J.W. Powell & Associates

Printed sign, active phone number with voicemail service

Various locations

2013 - 2013

J.W. Powell & Associates is outdoor intervention project currently on public and private land.  The project is framed within the real estate vernacular that includes a company sign with an overview of purpose, and a phone number that connects to an active voicemail service.  The signs reads J.W. Powell & Associates, Reality Group, Land and Resource Speculation, (480) 382-5080.  If an interested party calls the phone number on the sign, they can listen to a message in the form of a quote by Edward Abbey addressing environmental concerns related to water and urban development in the American West.  At the end of the message/quote, the caller may leave a message of their own, which will be archived in the form of an audio file and a transcribed email.  

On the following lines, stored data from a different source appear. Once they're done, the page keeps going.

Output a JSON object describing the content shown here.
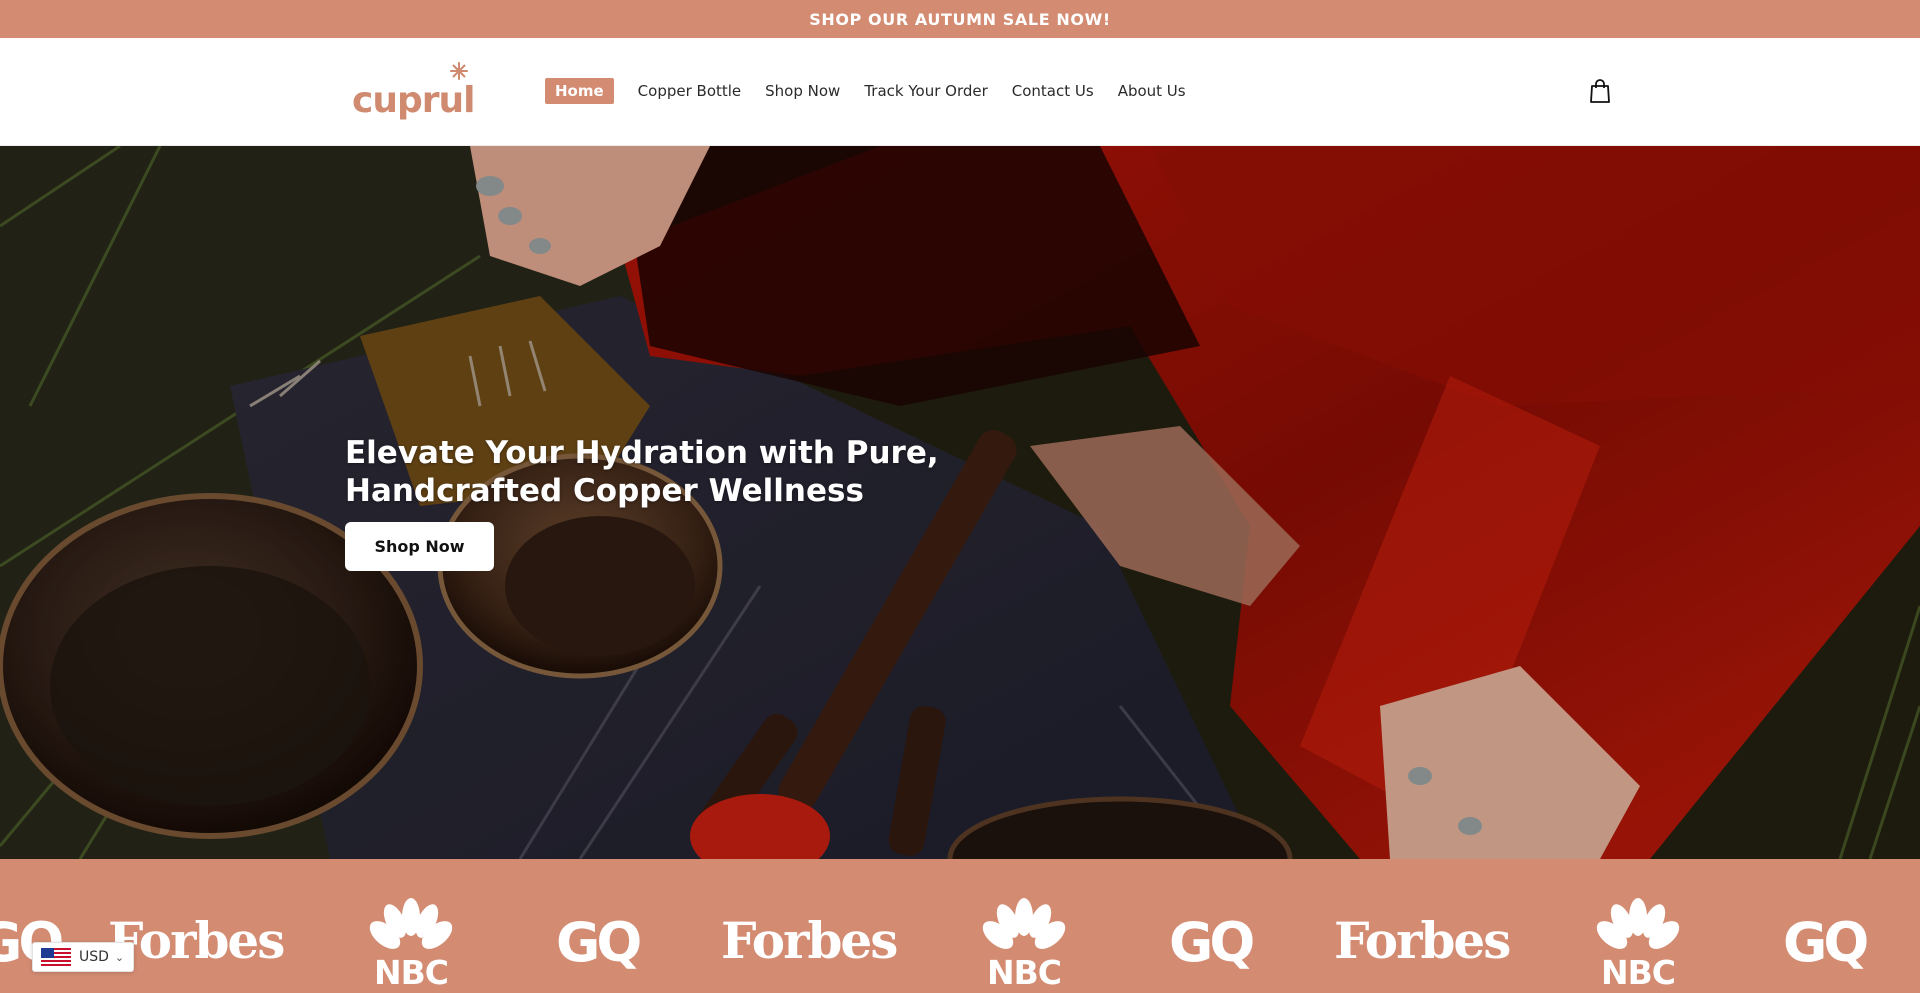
{
  "announcement": {
    "text": "SHOP OUR AUTUMN SALE NOW!"
  },
  "header": {
    "logo_text": "cuprul",
    "nav": [
      {
        "label": "Home",
        "active": true
      },
      {
        "label": "Copper Bottle",
        "active": false
      },
      {
        "label": "Shop Now",
        "active": false
      },
      {
        "label": "Track Your Order",
        "active": false
      },
      {
        "label": "Contact Us",
        "active": false
      },
      {
        "label": "About Us",
        "active": false
      }
    ],
    "cart_icon": "shopping-bag-icon"
  },
  "hero": {
    "title_line1": "Elevate Your Hydration with Pure,",
    "title_line2": "Handcrafted Copper Wellness",
    "button_label": "Shop Now"
  },
  "press": {
    "logos": [
      "GQ",
      "Forbes",
      "NBC",
      "GQ",
      "Forbes",
      "NBC",
      "GQ",
      "Forbes",
      "NBC",
      "GQ"
    ]
  },
  "currency": {
    "code": "USD",
    "flag_icon": "us-flag-icon"
  },
  "colors": {
    "brand": "#d38b72",
    "white": "#ffffff",
    "text_dark": "#2b2b2b"
  }
}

J.W. Powell & Associates was inspired by the month long exercise of logging various data collected about my own consumption.  J.W. Powell is a reference to Major John Wesley Powell, the one armed civil war vet who successfully led the first group of eight men down an uncharted Colorado River through the Grand Canyon in 1869.  Major Powell had a well informed understanding of the arid American west, having travelled through it extensively during his life.  Despite his respected considerations of the region about limited natural resources like the Colorado River, his influence with the federal government was small in terms of urban growth and development policies that shaped the west, as we know it.  The Associates refers to any number of environmental advocates who’ve come into public consciousness since the era of John Wesley Powell.  Edward Abbey, an American writer who gained prominence throughout the 1960’s and 70’s, most known for his advocacy for environmental issues, came to mind early on as I was developing the project.  He became the first person to be quoted.  Future quotes from Associates will most likely change as the project moves forward, just as our continued need for new land and resources perpetuate the sprawling horizons of cities and towns in the west.